Asked if that guy is still with the club, James says, "I think he is. But I haven't seen him around the office lately."

And what does the guru think about baseball generally? Best player of all? St. Louis Cardinal's first baseman Albert Pujols. Most underrated? Philadelphia Phillies second baseman Chase Utley.

And if he could have anyone on his team?

"David Wright," James says.

Asked why, James tells Safer, "Because he does everything I like and he's very young."

And age is just about the most important number of all to Bill James. "A player's best years are 25 to 29. That was true when I was a kid, and it's still true now," he says.

Many believe that James-ian theory was behind the Red Sox decision to not re-sign hugely popular but aging stars Johnny Damon and Pedro Martinez, a decision that seems to have paid off for the Red Sox.

But while Red Sox manager Terry Francona says James is an integral part of the Red Sox, you can't always play strictly by the numbers. "This game's played by people. And, you know, I mean, certainly knowing the numbers, and I care about 'em, and it's important. But people play the game, and I never try to lose sight of that," Francona says.

"Of course in any given day any professional baseball player can defy all the numbers in his record," Safer remarks.

"Yep," Francona agrees. "And the only reason they're ever gonna be any good is if they believe in that. I would never wanna say, 'Hey, you're 0-for-20 against this guy. You can't play.' We don't share that with the players a lot. We want 'em to feel indestructible."

"He's made some what sound like pretty dogmatic statements like, 'There's no such thing as a clutch hitter,'" Safer points out.

"I've heard him say that. But then I would want him to be introduced to David Ortiz…You get my point? We feel pretty good when David Ortiz is hittin' in the clutch," Francona says.

James is rethinking that one. But the players, like Red Sox third baseman Mike Lowell, say theories are for the front office-not the playing field.

"I don't think we come into spring training and say, 'Man, hopefully we have a .960 fielding percentage.' I don't think it gets that detailed," Lowell says. "But I think more teams are realizing that when you use these numbers you're gonna win more games."

"In the final analysis, it's one guy with a piece of wood, hitting a ball that's moving at 90 miles an hour," Safer remarks.

"Absolutely. You can't put a number on that," Lowell says,

But one number, the number two, as in two World Series, still resonates.

"Whatever effect that Bill James has in the Red Sox, he's certainly been a good luck charm. I mean, in four years, they've won two World Series after an 86-year drought," Safer tells Bob Costas.

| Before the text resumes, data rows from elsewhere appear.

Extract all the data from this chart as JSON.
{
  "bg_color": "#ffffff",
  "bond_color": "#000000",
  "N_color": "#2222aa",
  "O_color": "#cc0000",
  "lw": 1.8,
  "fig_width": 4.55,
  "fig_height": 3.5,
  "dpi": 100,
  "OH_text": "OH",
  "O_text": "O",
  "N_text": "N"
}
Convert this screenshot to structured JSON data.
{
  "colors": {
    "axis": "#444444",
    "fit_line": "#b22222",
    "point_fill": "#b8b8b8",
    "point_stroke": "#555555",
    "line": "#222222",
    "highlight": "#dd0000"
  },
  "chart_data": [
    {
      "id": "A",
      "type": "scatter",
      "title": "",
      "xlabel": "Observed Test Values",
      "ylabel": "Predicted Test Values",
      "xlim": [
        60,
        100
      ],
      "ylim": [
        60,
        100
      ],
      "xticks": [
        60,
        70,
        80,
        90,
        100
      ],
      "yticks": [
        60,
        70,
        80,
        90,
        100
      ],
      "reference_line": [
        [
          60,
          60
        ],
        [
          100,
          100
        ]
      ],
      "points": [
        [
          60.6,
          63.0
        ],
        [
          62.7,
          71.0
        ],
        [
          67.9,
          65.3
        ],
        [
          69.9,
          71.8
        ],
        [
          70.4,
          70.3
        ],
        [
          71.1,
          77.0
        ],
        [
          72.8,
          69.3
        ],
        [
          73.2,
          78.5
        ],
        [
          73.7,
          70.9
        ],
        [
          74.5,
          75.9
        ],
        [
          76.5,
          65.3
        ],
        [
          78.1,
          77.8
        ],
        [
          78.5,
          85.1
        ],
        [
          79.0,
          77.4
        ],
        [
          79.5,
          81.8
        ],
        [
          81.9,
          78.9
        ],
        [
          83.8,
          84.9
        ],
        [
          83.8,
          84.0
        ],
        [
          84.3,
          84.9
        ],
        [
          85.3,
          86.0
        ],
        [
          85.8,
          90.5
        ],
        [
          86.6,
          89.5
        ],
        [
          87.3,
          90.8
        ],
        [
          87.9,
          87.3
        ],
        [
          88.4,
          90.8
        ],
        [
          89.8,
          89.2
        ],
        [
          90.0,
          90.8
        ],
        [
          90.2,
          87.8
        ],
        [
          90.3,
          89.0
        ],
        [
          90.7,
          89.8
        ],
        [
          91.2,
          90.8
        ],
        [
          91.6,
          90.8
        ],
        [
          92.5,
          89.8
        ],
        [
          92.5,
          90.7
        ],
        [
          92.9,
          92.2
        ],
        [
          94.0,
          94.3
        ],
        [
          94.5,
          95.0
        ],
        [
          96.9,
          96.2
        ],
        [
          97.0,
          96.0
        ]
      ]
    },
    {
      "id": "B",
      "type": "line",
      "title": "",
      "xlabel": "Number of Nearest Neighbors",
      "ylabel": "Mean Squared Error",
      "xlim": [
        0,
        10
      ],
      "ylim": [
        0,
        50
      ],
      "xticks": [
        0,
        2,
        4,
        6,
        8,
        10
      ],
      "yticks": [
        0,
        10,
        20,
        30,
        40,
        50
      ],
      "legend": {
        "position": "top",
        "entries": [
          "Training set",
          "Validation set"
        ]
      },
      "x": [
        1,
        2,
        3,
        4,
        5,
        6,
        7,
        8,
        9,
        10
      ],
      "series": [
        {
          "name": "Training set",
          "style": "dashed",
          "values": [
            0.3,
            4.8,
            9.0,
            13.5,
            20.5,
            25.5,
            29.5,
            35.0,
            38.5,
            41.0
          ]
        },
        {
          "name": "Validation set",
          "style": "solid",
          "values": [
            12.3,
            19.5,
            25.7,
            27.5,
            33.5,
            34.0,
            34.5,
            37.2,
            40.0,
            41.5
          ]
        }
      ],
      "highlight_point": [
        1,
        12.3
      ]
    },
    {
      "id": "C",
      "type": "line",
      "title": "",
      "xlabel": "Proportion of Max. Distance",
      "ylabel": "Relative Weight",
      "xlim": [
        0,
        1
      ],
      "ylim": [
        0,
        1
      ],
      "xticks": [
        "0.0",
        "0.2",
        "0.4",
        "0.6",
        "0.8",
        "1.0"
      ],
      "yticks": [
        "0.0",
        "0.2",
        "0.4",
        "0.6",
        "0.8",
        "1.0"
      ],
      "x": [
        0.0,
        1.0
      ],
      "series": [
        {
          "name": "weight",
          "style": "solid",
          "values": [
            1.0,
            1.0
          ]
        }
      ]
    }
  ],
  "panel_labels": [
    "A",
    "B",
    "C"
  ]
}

"You certainly can't say that Bill James has had a negative effect on the Red Sox fortunes. And, that's bought a tremendous amount of good will, as well in Boston. I mean, 2004 changed everything," Costas says.

One thing 2004 did not change is the hatred for the New York Yankees, who are now playing the numbers game as well.

"Are you concerned that the 'evil empire,' I think, as he - otherwise known as the New York Yankees, are doing the same thing?" Safer asks Larry Luccino.

"Yes," he replies. "They are, but, there are several teams in baseball that are doing it. But, the Yankees always tend to spend a little more money at whatever it is they're doing."

James says he's always looking for new numbers to help the Red Sox. But even he admits the numbers will never say it all.

"There's something in baseball that you really can't quantify. And that is, the mix of guys at a given moment, there's some magic or whatever, that goes on. That all the James-ian theory in the world will never find the answer to," Safer says.

"It's mostly intangible," James says. "I mean, I don't understand most of it. I don't think that anybody in the Red Sox would tell you that we have that magic stuff figured out. But there are people here who understand that part of the equation a lot better than I do."